Il gagna aussi la bataille de l’Atlantique, la plus sauvage, la plus désespérée de toutes celles qu’eut jamais à livrer l’Angleterre. C’est l’avion qui musela finalement la terrible menace des U-Boots, dès qu’il eut reçu des armes suffisamment meurtrières et des appareils de détection efficaces, en dressant au large des côtes de France une barrière presque infranchissable. Ce fut le porte-avions d’escorte qui assura la sécurité des immenses convois sur les routes océanes, en décelant les sous-marins, et surtout en chassant les Focke-Wulf qui lançaient les « meutes » à la curée. Finalement, quand Dœnitz crut renverser la situation par l’intervention de ses « sous-marins électriques », ce furent les bombardements aériens qui empêchèrent l’arme nouvelle d’entrer à temps en action.

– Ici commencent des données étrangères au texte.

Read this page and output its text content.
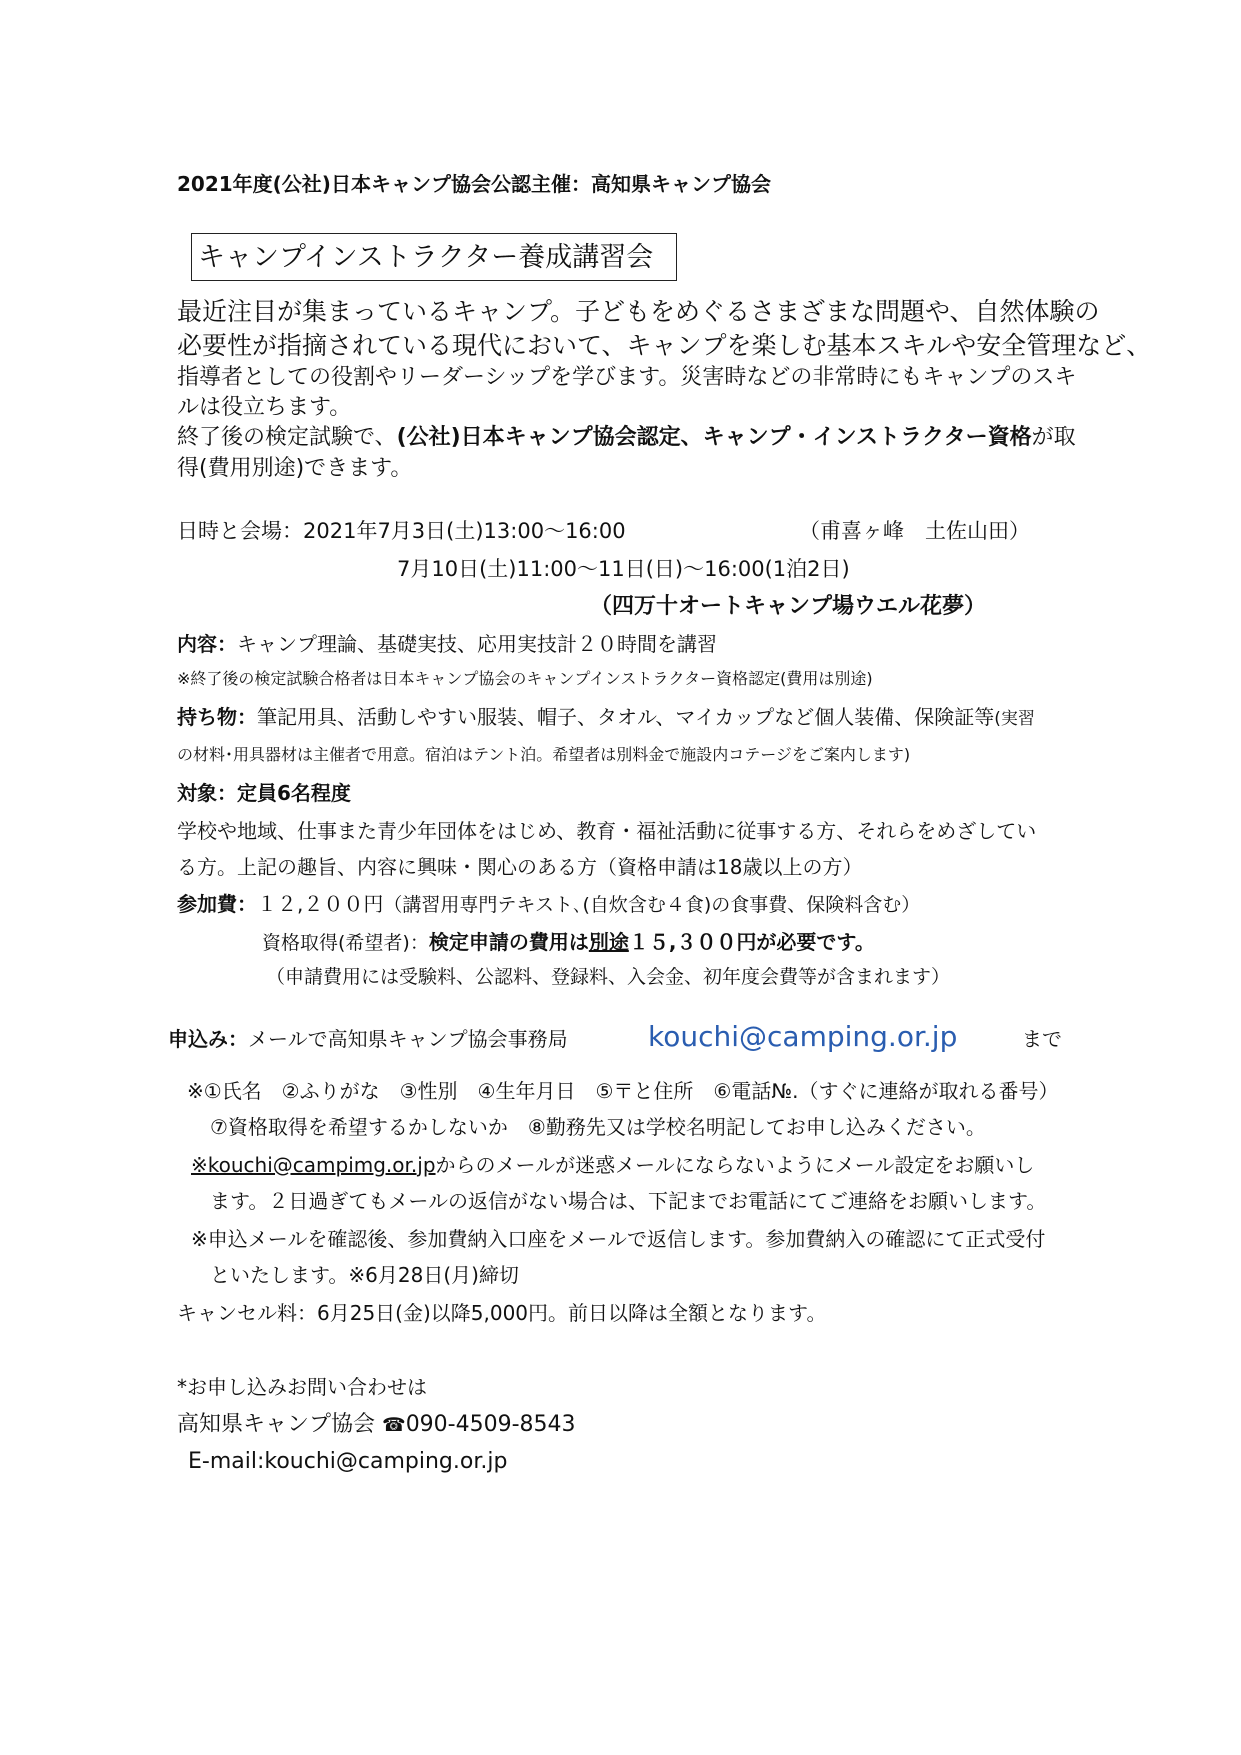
2021年度(公社)日本キャンプ協会公認主催：高知県キャンプ協会
キャンプインストラクター養成講習会
最近注目が集まっているキャンプ。子どもをめぐるさまざまな問題や、自然体験の
必要性が指摘されている現代において、キャンプを楽しむ基本スキルや安全管理など、
指導者としての役割やリーダーシップを学びます。災害時などの非常時にもキャンプのスキ
ルは役立ちます。
終了後の検定試験で、(公社)日本キャンプ協会認定、キャンプ・インストラクター資格が取
得(費用別途)できます。
日時と会場：2021年7月3日(土)13:00〜16:00	（甫喜ヶ峰　土佐山田）
7月10日(土)11:00〜11日(日)〜16:00(1泊2日)
（四万十オートキャンプ場ウエル花夢）
内容：キャンプ理論、基礎実技、応用実技計２０時間を講習
※終了後の検定試験合格者は日本キャンプ協会のキャンプインストラクター資格認定(費用は別途)
持ち物：筆記用具、活動しやすい服装、帽子、タオル、マイカップなど個人装備、保険証等(実習
の材料･用具器材は主催者で用意。宿泊はテント泊。希望者は別料金で施設内コテージをご案内します)
対象：定員6名程度
学校や地域、仕事また青少年団体をはじめ、教育・福祉活動に従事する方、それらをめざしてい
る方。上記の趣旨、内容に興味・関心のある方（資格申請は18歳以上の方）
参加費：１２,２００円（講習用専門テキスト､(自炊含む４食)の食事費、保険料含む）
資格取得(希望者)：検定申請の費用は別途１５,３００円が必要です。
（申請費用には受験料、公認料、登録料、入会金、初年度会費等が含まれます）
申込み：メールで高知県キャンプ協会事務局	kouchi@camping.or.jp	まで
※①氏名　②ふりがな　③性別　④生年月日　⑤〒と住所　⑥電話№.（すぐに連絡が取れる番号）
⑦資格取得を希望するかしないか　⑧勤務先又は学校名明記してお申し込みください。
※kouchi@campimg.or.jpからのメールが迷惑メールにならないようにメール設定をお願いし
ます。２日過ぎてもメールの返信がない場合は、下記までお電話にてご連絡をお願いします。
※申込メールを確認後、参加費納入口座をメールで返信します。参加費納入の確認にて正式受付
といたします。※6月28日(月)締切
キャンセル料：6月25日(金)以降5,000円。前日以降は全額となります。
*お申し込みお問い合わせは
高知県キャンプ協会 ☎090-4509-8543
E-mail:kouchi@camping.or.jp
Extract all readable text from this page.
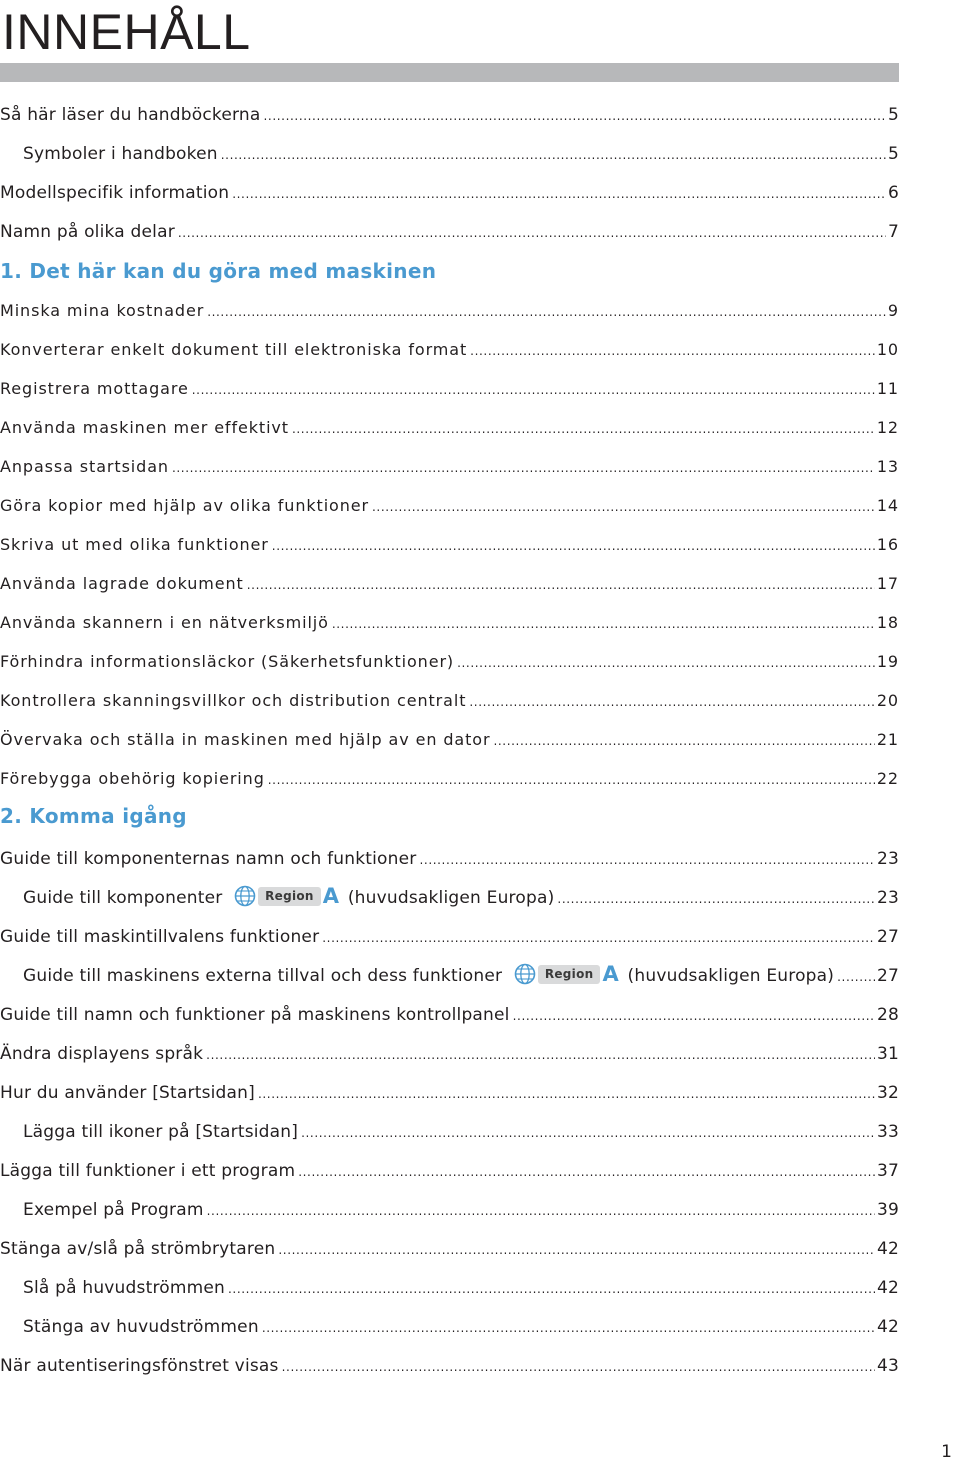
INNEHÅLL
Så här läser du handböckerna .....	5
Symboler i handboken .....	5
Modellspecifik information .....	6
Namn på olika delar .....	7
1. Det här kan du göra med maskinen
Minska mina kostnader .....	9
Konverterar enkelt dokument till elektroniska format .....	10
Registrera mottagare .....	11
Använda maskinen mer effektivt .....	12
Anpassa startsidan .....	13
Göra kopior med hjälp av olika funktioner .....	14
Skriva ut med olika funktioner .....	16
Använda lagrade dokument .....	17
Använda skannern i en nätverksmiljö .....	18
Förhindra informationsläckor (Säkerhetsfunktioner) .....	19
Kontrollera skanningsvillkor och distribution centralt .....	20
Övervaka och ställa in maskinen med hjälp av en dator .....	21
Förebygga obehörig kopiering .....	22
2. Komma igång
Guide till komponenternas namn och funktioner .....	23
Guide till komponenter	Region A (huvudsakligen Europa) .....	23
Guide till maskintillvalens funktioner .....	27
Guide till maskinens externa tillval och dess funktioner	Region A (huvudsakligen Europa) .....	27
Guide till namn och funktioner på maskinens kontrollpanel .....	28
Ändra displayens språk .....	31
Hur du använder [Startsidan] .....	32
Lägga till ikoner på [Startsidan] .....	33
Lägga till funktioner i ett program .....	37
Exempel på Program .....	39
Stänga av/slå på strömbrytaren .....	42
Slå på huvudströmmen .....	42
Stänga av huvudströmmen .....	42
När autentiseringsfönstret visas .....	43
1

Mais c’est surtout dans le Pacifique que la guerre aéro-navale prit sa véritable forme, d’abord, parce que les Japonais s’y étaient minutieusement préparés, puis, parce que les Américains la portèrent à sa perfection. Après les coups de tonnerre de Pearl Harbor et de Kuantan qui semblèrent donner, d’un seul coup, la maîtrise aéro-navale au Japon, les batailles de la mer de Corail et de Midway, en détruisant une grande partie des porte-avions nippons, rétablirent momentanément l’équilibre. La longue lutte autour de Guadalcanal usa les forces aériennes japonaises. Puis ce fut l’apparition des fameuses taskforces américaines. Elles traversèrent irrésistiblement le Grand Océan, broyant tout ce qu’elles trouvaient sur leur passage. La bataille de Leyte, la plus grande de tous les temps, fut surtout une victoire des avions américains : ce sont eux, et eux seuls, qui écrasèrent l’escadre de Kurita, fer de lance de l’attaque nippone.
Nous n’avions pas jusqu’ici de récit complet de ces grands événements. Il n’a pu être écrit que grâce à la documentation étrangère publiée depuis la guerre. On trouvera donc dans ce livre, des « explications » telles que celle de plusieurs batailles du Pacifique où le succès des Américains fut bien souvent dû aux magies, c’est-à-dire au déchiffrement des télégrammes nippons. Le style est vivant, souvent passionnant. Les faits ont été puisés aux meilleures sources. Un seul reproche : le titre du livre eût dû être : Six ans de guerre aéro-navale. Car, et c’est justement la conclusion essentielle que formule Edmond Delage, la puissance aérienne est désormais inséparable de la puissance maritime. Mentionnons, enfin, le caractère pratique de l’ouvrage. Il contient des croquis très clairs, une bibliographie déjà abondante, un index de tous les noms propres, et une chronologie synoptique, qui rendra de grands services à tous ceux qui voudront s’initier à l’histoire de la dernière guerre.